A Full Bench of the Supreme Court held that the validity of a provision is a serious matter which could only be decided by the High Courts and not lower courts. Even when a parallel case was pending elsewhere, the High Court must decide the matter on merits. The Supreme Court considered this issue, in the matter of Tamil Nadu State Marketing Corporation v. Union of India.
Brief Facts of the Case
While computing the income of the Appellant, the Assessing Officer stated that the VAT expense levied on the Appellant was an exclusive levy by the State Government. Therefore, it was squarely covered by Section 40(a)(iib) of the Income Tax Act. Therefore, VAT expenditure is not allowable as a deduction under Section 40(a)(iib) of the Income Tax Act.
The High Court set aside the assessment order insofar as disallowance in terms of Section 40(a)(iib), on the ground of violation of principles of natural justice. Thus, the matter was pending before the Assessing Officer.
The Appellant, thereafter filed the present writ petition before the High Court challenging the validity of Section 40(a)(iib) of the Income Tax Act being ultra vires Articles 14, 19, and 265 of the Constitution of India.
The High Court dismissed the said writ petition without deciding the validity of Section 40(a)(iib) of the Income Tax Act.

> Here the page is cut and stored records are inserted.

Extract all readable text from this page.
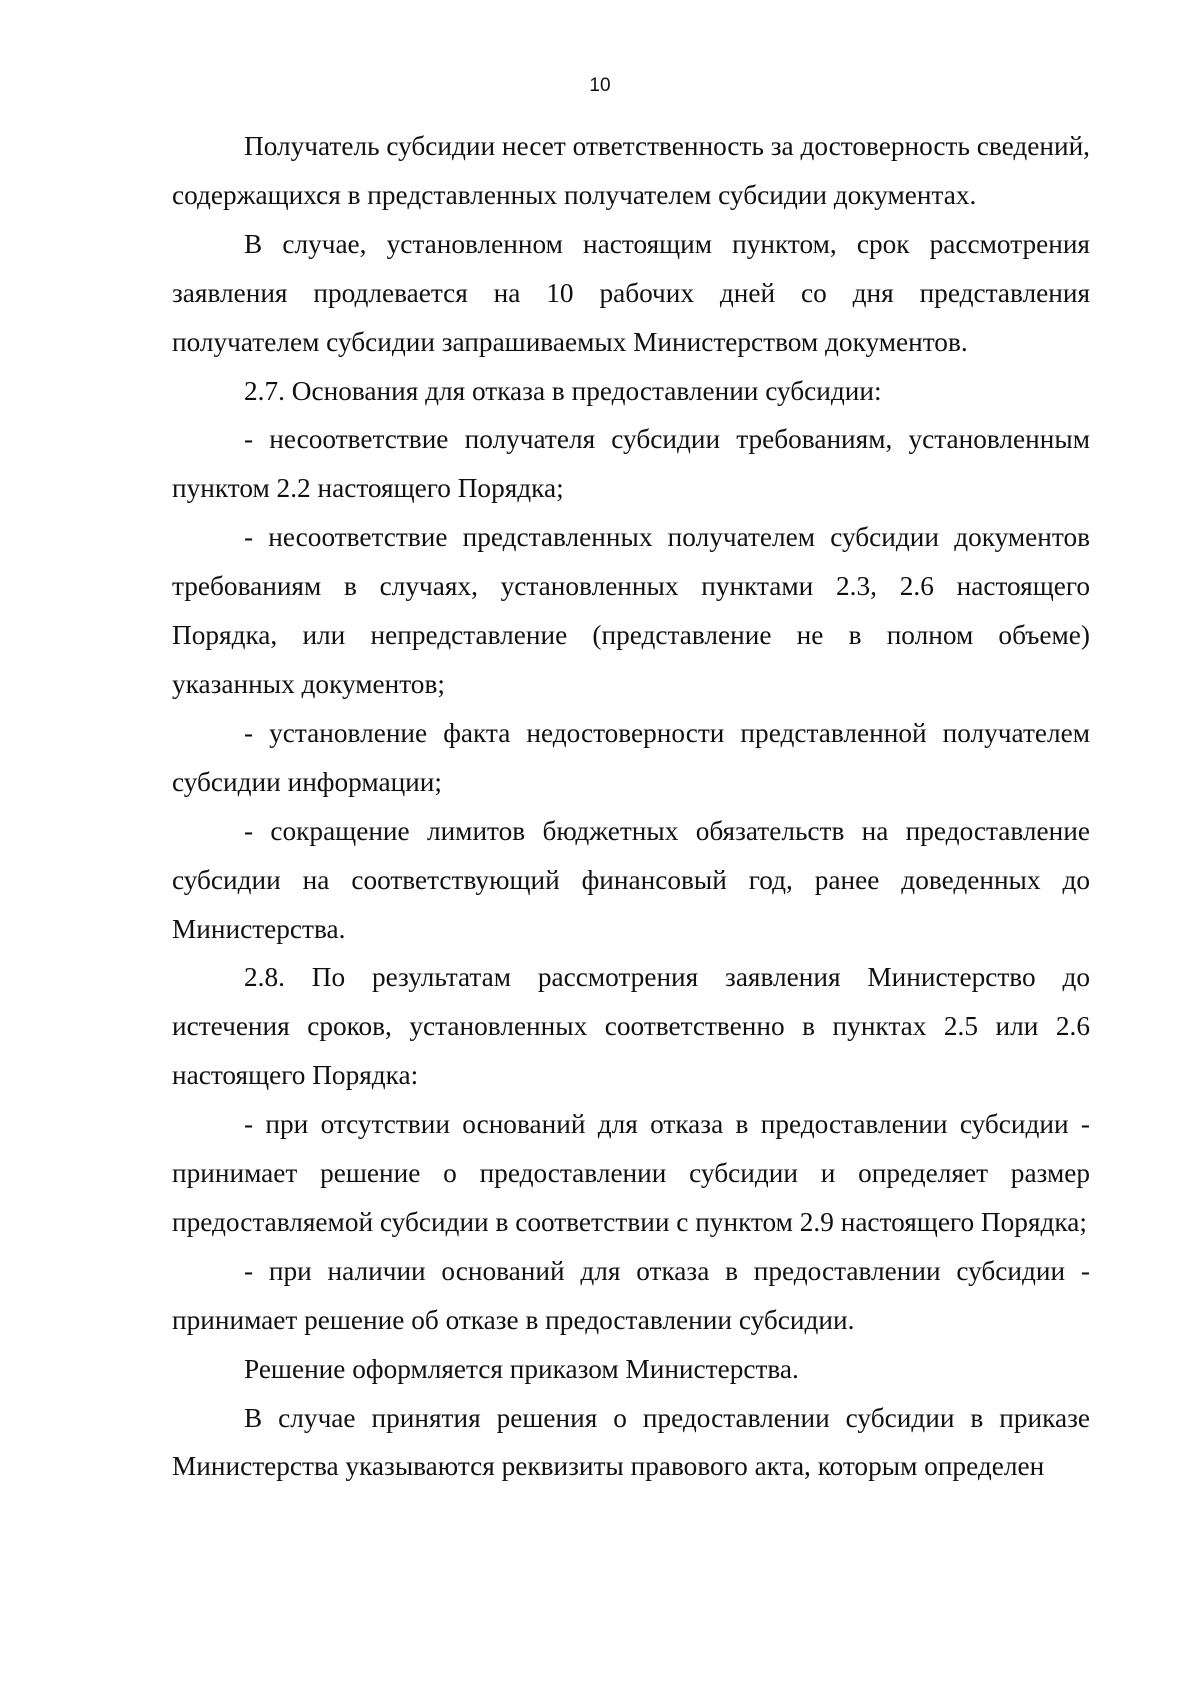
10

Получатель субсидии несет ответственность за достоверность сведений, содержащихся в представленных получателем субсидии документах.

В случае, установленном настоящим пунктом, срок рассмотрения заявления продлевается на 10 рабочих дней со дня представления получателем субсидии запрашиваемых Министерством документов.

2.7. Основания для отказа в предоставлении субсидии:

- несоответствие получателя субсидии требованиям, установленным пунктом 2.2 настоящего Порядка;

- несоответствие представленных получателем субсидии документов требованиям в случаях, установленных пунктами 2.3, 2.6 настоящего Порядка, или непредставление (представление не в полном объеме) указанных документов;

- установление факта недостоверности представленной получателем субсидии информации;

- сокращение лимитов бюджетных обязательств на предоставление субсидии на соответствующий финансовый год, ранее доведенных до Министерства.

2.8. По результатам рассмотрения заявления Министерство до истечения сроков, установленных соответственно в пунктах 2.5 или 2.6 настоящего Порядка:

- при отсутствии оснований для отказа в предоставлении субсидии - принимает решение о предоставлении субсидии и определяет размер предоставляемой субсидии в соответствии с пунктом 2.9 настоящего Порядка;

- при наличии оснований для отказа в предоставлении субсидии - принимает решение об отказе в предоставлении субсидии.

Решение оформляется приказом Министерства.

В случае принятия решения о предоставлении субсидии в приказе Министерства указываются реквизиты правового акта, которым определен
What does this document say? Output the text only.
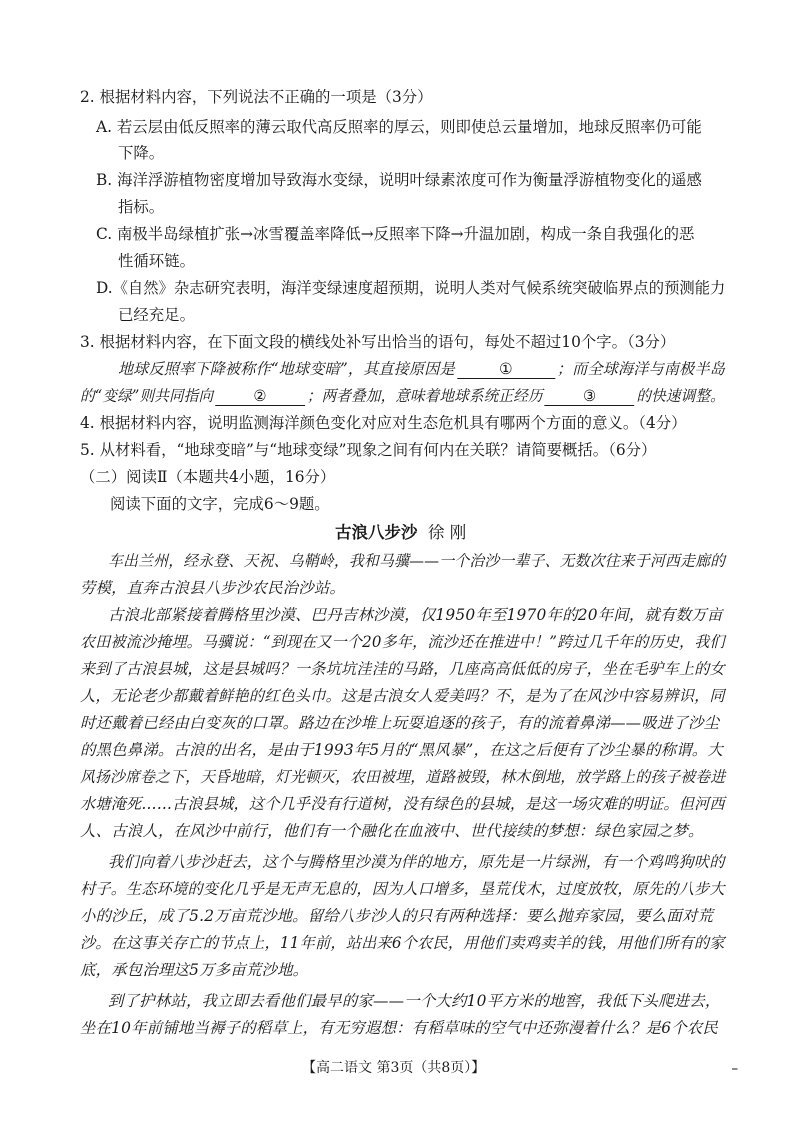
2. 根据材料内容，下列说法不正确的一项是（3分）
A. 若云层由低反照率的薄云取代高反照率的厚云，则即使总云量增加，地球反照率仍可能
下降。
B. 海洋浮游植物密度增加导致海水变绿，说明叶绿素浓度可作为衡量浮游植物变化的遥感
指标。
C. 南极半岛绿植扩张→冰雪覆盖率降低→反照率下降→升温加剧，构成一条自我强化的恶
性循环链。
D.《自然》杂志研究表明，海洋变绿速度超预期，说明人类对气候系统突破临界点的预测能力
已经充足。
3. 根据材料内容，在下面文段的横线处补写出恰当的语句，每处不超过10个字。（3分）
地球反照率下降被称作“地球变暗”，其直接原因是	①	；而全球海洋与南极半岛
的“变绿”则共同指向	②	；两者叠加，意味着地球系统正经历	③	的快速调整。
4. 根据材料内容，说明监测海洋颜色变化对应对生态危机具有哪两个方面的意义。（4分）
5. 从材料看，“地球变暗”与“地球变绿”现象之间有何内在关联？请简要概括。（6分）
（二）阅读Ⅱ（本题共4小题，16分）
阅读下面的文字，完成6～9题。
古浪八步沙 徐 刚
车出兰州，经永登、天祝、乌鞘岭，我和马骥——一个治沙一辈子、无数次往来于河西走廊的
劳模，直奔古浪县八步沙农民治沙站。
古浪北部紧接着腾格里沙漠、巴丹吉林沙漠，仅1950年至1970年的20年间，就有数万亩
农田被流沙掩埋。马骥说：“到现在又一个20多年，流沙还在推进中！”跨过几千年的历史，我们
来到了古浪县城，这是县城吗？一条坑坑洼洼的马路，几座高高低低的房子，坐在毛驴车上的女
人，无论老少都戴着鲜艳的红色头巾。这是古浪女人爱美吗？不，是为了在风沙中容易辨识，同
时还戴着已经由白变灰的口罩。路边在沙堆上玩耍追逐的孩子，有的流着鼻涕——吸进了沙尘
的黑色鼻涕。古浪的出名，是由于1993年5月的“黑风暴”，在这之后便有了沙尘暴的称谓。大
风扬沙席卷之下，天昏地暗，灯光顿灭，农田被埋，道路被毁，林木倒地，放学路上的孩子被卷进
水塘淹死……古浪县城，这个几乎没有行道树，没有绿色的县城，是这一场灾难的明证。但河西
人、古浪人，在风沙中前行，他们有一个融化在血液中、世代接续的梦想：绿色家园之梦。
我们向着八步沙赶去，这个与腾格里沙漠为伴的地方，原先是一片绿洲，有一个鸡鸣狗吠的
村子。生态环境的变化几乎是无声无息的，因为人口增多，垦荒伐木，过度放牧，原先的八步大
小的沙丘，成了5.2万亩荒沙地。留给八步沙人的只有两种选择：要么抛弃家园，要么面对荒
沙。在这事关存亡的节点上，11年前，站出来6个农民，用他们卖鸡卖羊的钱，用他们所有的家
底，承包治理这5万多亩荒沙地。
到了护林站，我立即去看他们最早的家——一个大约10平方米的地窖，我低下头爬进去，
坐在10年前铺地当褥子的稻草上，有无穷遐想：有稻草味的空气中还弥漫着什么？是6个农民
【高二语文 第3页（共8页）】	⎯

It observed that the issue of raising a challenge to the vires of the provision at this stage need not be entertained as the matter was still sub-judice before the Income Tax Authority.

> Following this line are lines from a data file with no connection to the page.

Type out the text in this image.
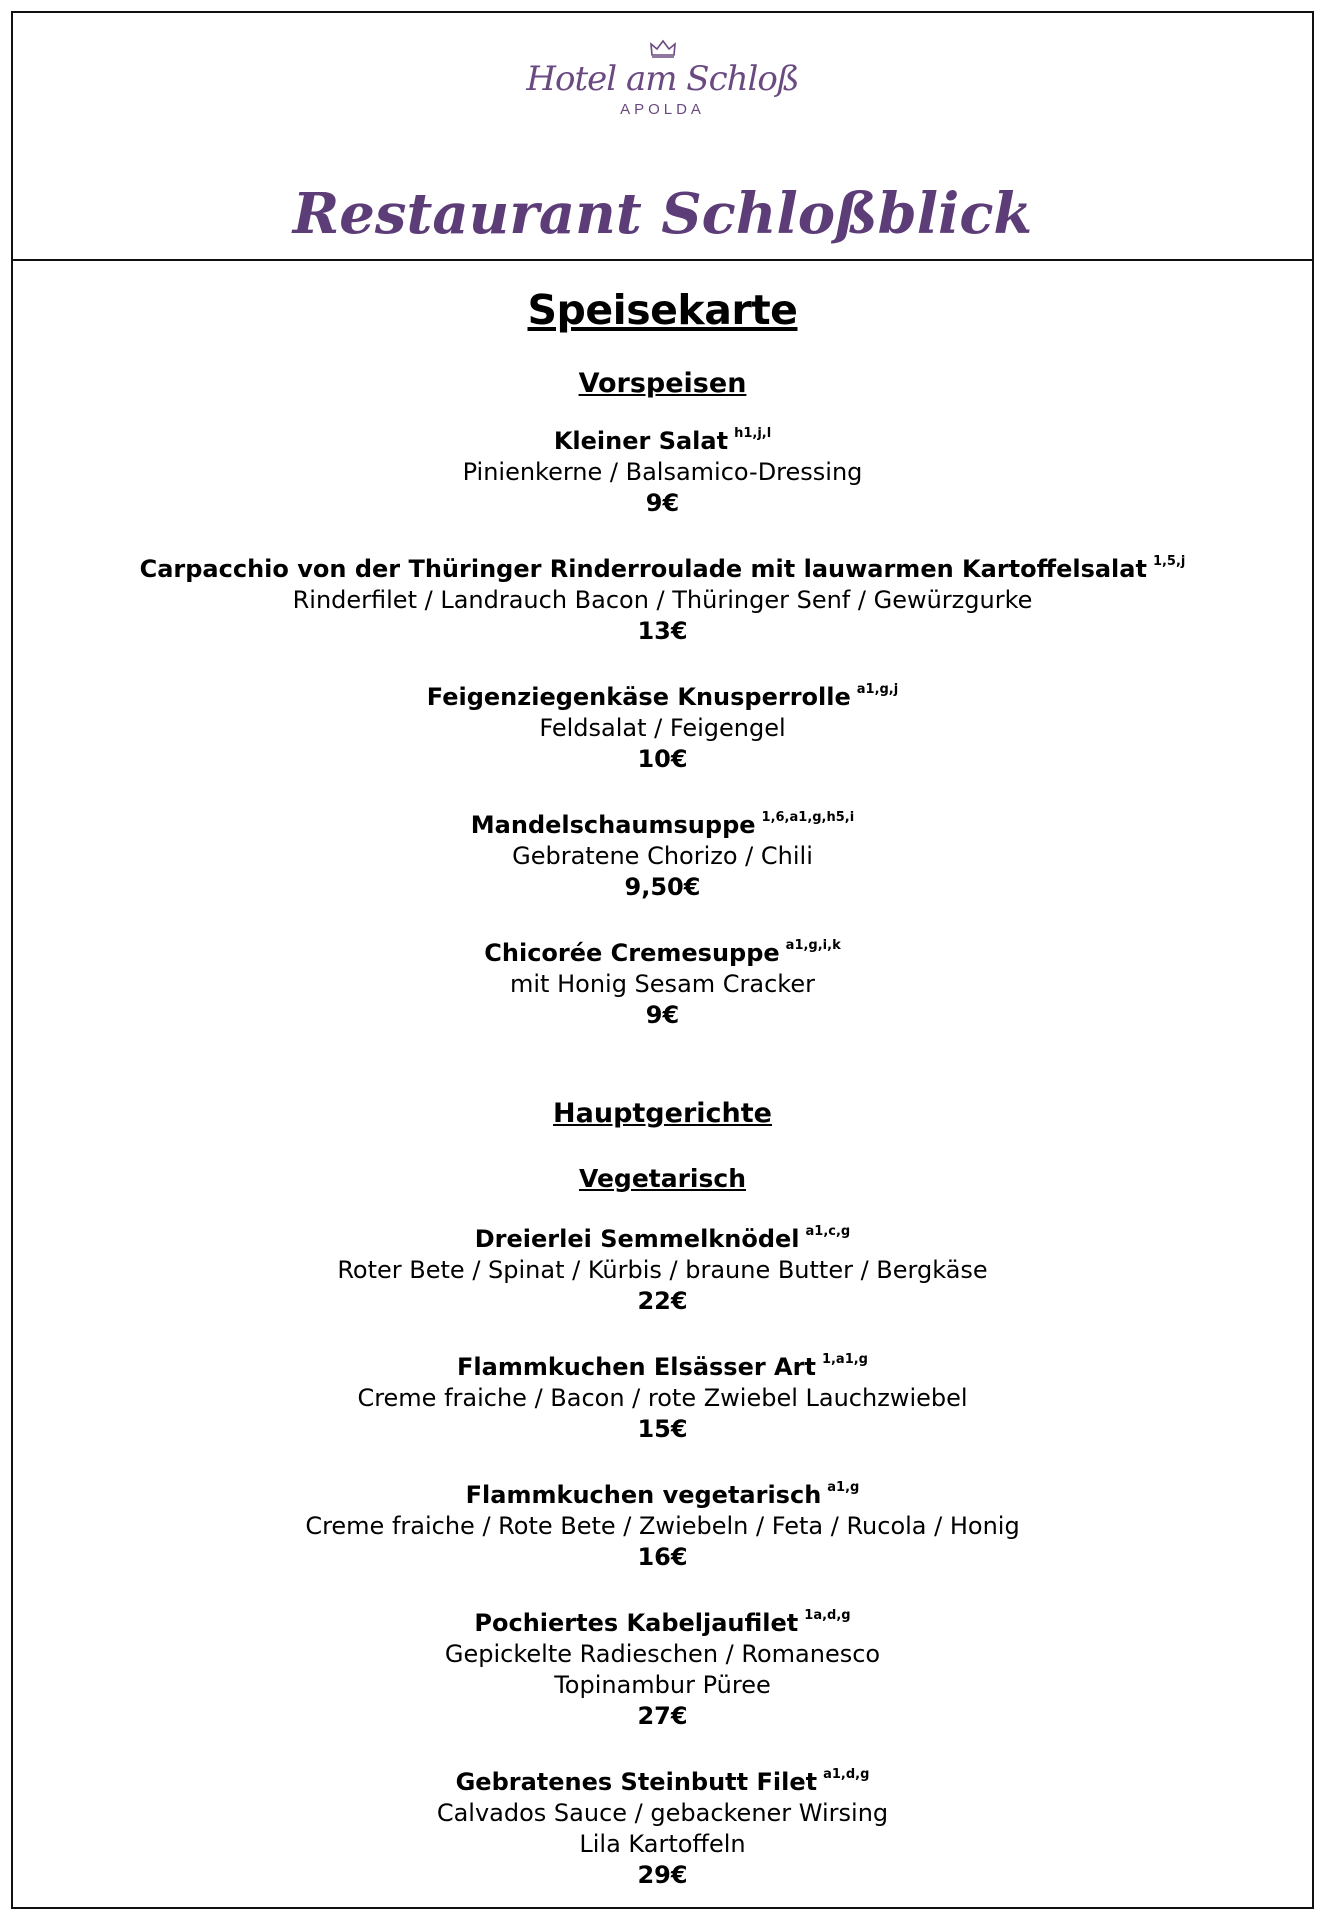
Hotel am Schloß
APOLDA
Restaurant Schloßblick
Speisekarte
Vorspeisen
Kleiner Salat $^{h1,j,l}$
Pinienkerne / Balsamico-Dressing
9€
Carpacchio von der Thüringer Rinderroulade mit lauwarmen Kartoffelsalat $^{1,5,j}$
Rinderfilet / Landrauch Bacon / Thüringer Senf / Gewürzgurke
13€
Feigenziegenkäse Knusperrolle $^{a1,g,j}$
Feldsalat / Feigengel
10€
Mandelschaumsuppe $^{1,6,a1,g,h5,i}$
Gebratene Chorizo / Chili
9,50€
Chicorée Cremesuppe $^{a1,g,i,k}$
mit Honig Sesam Cracker
9€
Hauptgerichte
Vegetarisch
Dreierlei Semmelknödel $^{a1,c,g}$
Roter Bete / Spinat / Kürbis / braune Butter / Bergkäse
22€
Flammkuchen Elsässer Art $^{1,a1,g}$
Creme fraiche / Bacon / rote Zwiebel Lauchzwiebel
15€
Flammkuchen vegetarisch $^{a1,g}$
Creme fraiche / Rote Bete / Zwiebeln / Feta / Rucola / Honig
16€
Pochiertes Kabeljaufilet $^{1a,d,g}$
Gepickelte Radieschen / Romanesco
Topinambur Püree
27€
Gebratenes Steinbutt Filet $^{a1,d,g}$
Calvados Sauce / gebackener Wirsing
Lila Kartoffeln
29€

Aggrieved by the High Court’s order, the Appellant has filed the present appeal.
The Bench, at the very outset, stated that the High Court’s order was not sustainable.
It stated that the vires of Section 40(a)(iib) of the Income Tax Act could be decided by the High Court alone in the exercise of powers under Article 226 of the Constitution of India. In such a case, the High Court ought to have decided the issue concerning vires of Section 40(a)(iib) on merits, irrespective of the fact whether the matter was sub-judice before the Income Tax Authority.
When the Assessment Officer had issued a show-cause notice to show why the VAT expenditure was not allowable as a deduction, the cause of action to challenge the vires of Section 40(a)(iib) had arisen. The Appellant may not have to wait till the assessment proceedings before the Income Tax Authority were finalized.
The Bench observed that the High Court has failed to exercise the powers vested in it under Article 226 of the Constitution of India by not deciding the challenge to the vires of Section 40(a)(iib) of the Income Tax Act on merits.
The Bench ordered the High Court to decide the validity of Section 40(a)(iib) of the Income Tax Act on its merits.